The Great Myth of Britain's "Great Betrayal"

I wrote a proper book review of Ausgustine Meaher's The Road to Singapore (which inspired my recent post - The Mythology of British Weakness in the Second World War), which has been published in Quadrant magazine.

The link to my article The Great Myth of Britain's "Great Betrayal" is here.


  1. I found Meaher's book a bit based on myth itself. One need only read the title page to question Meaher's legitimacy as a serious writer. The cover title, and that on the title page, differ - and then he uses each title interchangibly in his preface/prologue.
    I doubt any historian disagrees that our inter-war politicans were deluded about Australia's defence. Even Day, Horner, Ross and the others he sets out to discredit left me with that impression.
    But Meaher is quite selective in his analysis, as he says are the others. He overlooks the particular effects of the Depression on Australia's economy - much worse here than in the UK and US. He overlooks the very many orders for equipment (mainly aircraft) placed on Britain that were never filled (even while orders for Finland and other non Empire countries were filled). He overloooks the interference run on Australia's aircraft and defence industry by Britain and some pro-British politicans. He justifies Churchill's treatment of Australia's forces (and Australia more generally) in a simple reference to the Westminster statute and Balfour Declaration (agreeing their foreign policy, he simplifies, means excusing everything Churchill's Britain did to Australia).
    He does not analyse Churchill's actions, and many of his key arguments lack any depth in analysis. His point that Australia misunderstood Empire Defence (viz local defence) is sound and is also widely acknowledged, but Meaher's basis is misleading. That Australia chose to raise its own navy rather than contribute $$ to the British RN is counter to his conclusion that Australia ignored her local defence. His RAAF example of the Demon fighter order in 1936 (the year UK ordered Spitfire/Hurricane) is a deceptive use of his reference. If he had read his reference in full (even the page preceding the one he quotes) he would have realised that many more Demons were ordered than he quotes, and that the new generation fighters took quite some time to mass production.

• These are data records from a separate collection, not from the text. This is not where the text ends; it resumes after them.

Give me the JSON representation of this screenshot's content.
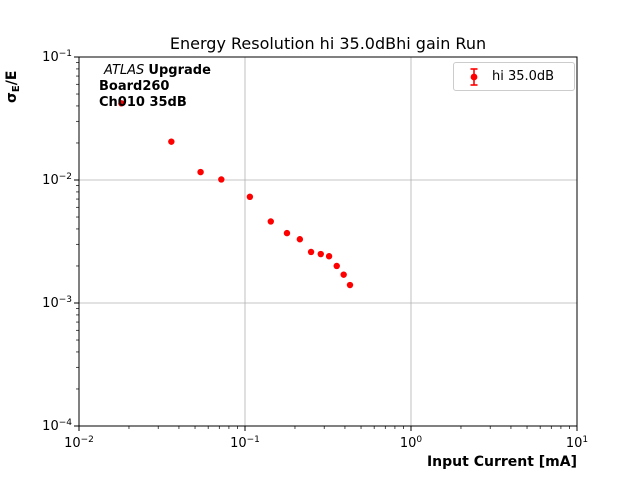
{
  "chart_data": {
    "type": "scatter",
    "title": "Energy Resolution hi 35.0dBhi gain Run",
    "xlabel": "Input Current [mA]",
    "ylabel": "σ_E/E",
    "ylabel_parts": {
      "sigma": "σ",
      "sub": "E",
      "rest": "/E"
    },
    "xscale": "log",
    "yscale": "log",
    "xlim": [
      0.01,
      10
    ],
    "ylim": [
      0.0001,
      0.1
    ],
    "grid": true,
    "legend_position": "upper right",
    "x_tick_exponents": [
      -2,
      -1,
      0,
      1
    ],
    "y_tick_exponents": [
      -1,
      -2,
      -3,
      -4
    ],
    "series": [
      {
        "name": "hi 35.0dB",
        "color": "#ff0000",
        "marker": "errorbar-circle",
        "x": [
          0.018,
          0.036,
          0.054,
          0.072,
          0.107,
          0.143,
          0.179,
          0.214,
          0.25,
          0.286,
          0.321,
          0.357,
          0.393,
          0.429
        ],
        "y": [
          0.042,
          0.0205,
          0.0116,
          0.0101,
          0.0073,
          0.0046,
          0.0037,
          0.0033,
          0.0026,
          0.0025,
          0.0024,
          0.002,
          0.0017,
          0.0014
        ]
      }
    ],
    "annotation": {
      "line1_italic": "ATLAS",
      "line1_bold": "Upgrade",
      "line2": "Board260",
      "line3": "Ch010 35dB"
    },
    "colors": {
      "marker": "#ff0000",
      "grid": "#b0b0b0",
      "spine": "#000000",
      "legend_border": "#cccccc"
    }
  }
}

On fighters, he does not explain why Australia had none - indeed, he completely overlooks the analysis that was done by Willams, Bostock and others including the British defence chiefs on Australia's need for a fighter.
    After reading your Quadrant Review of Meaher's PhD work, I looked forward to a read, but I was very disappointed. I don't recommend Meaher's book to anyone.

  2. Sorry if my review mislead you. The extra info I put in for clarity was not part of the book (which is why I said he was not a naval historian and didn;t cover a lot of it). He doesn't really get into armaments or reinforcements or any of that.

    Meaher states that he concentrates entirely on the failings of Australia's elites - political, social, military and economic. HIs book is quite good on these, but it is only supporting evidence for the overall trend of the discussion.

    (For a better historiographical analysis I hope you enjoy my more detailed article in a forthcoming Quadrant.)

  3. All military powers made some serious miscalculations though not always decisive one. Japanese never used their 65-70 high-quality U-boats to attack American supply. Germans and Japanese didn't quite well understand the idea of "superbattlefield". Britons didn't focus enough good aircraft for Navy carriers and made terrible mistakes sending battleships and other large vessels with poor aircover.

    If i had to select one great mistake both Japan and Germany made was their policy of training pilots after first huge success. They trusted too much on few thousand well trained pilots for air warfare. It was far far from enough as we noticed in action of 1943-44

    1. Good point, but all nations suffered from some variant of 'at the moment our X forces are the best, therefore we won't make adequate plans for the next generation...'
      The Germans and Japanese did this worst with planes and pilots, leaving upgrade models too late, and stepping up pilot production far too late.
      Mind you the British and the Americans did the same thing with Tanks!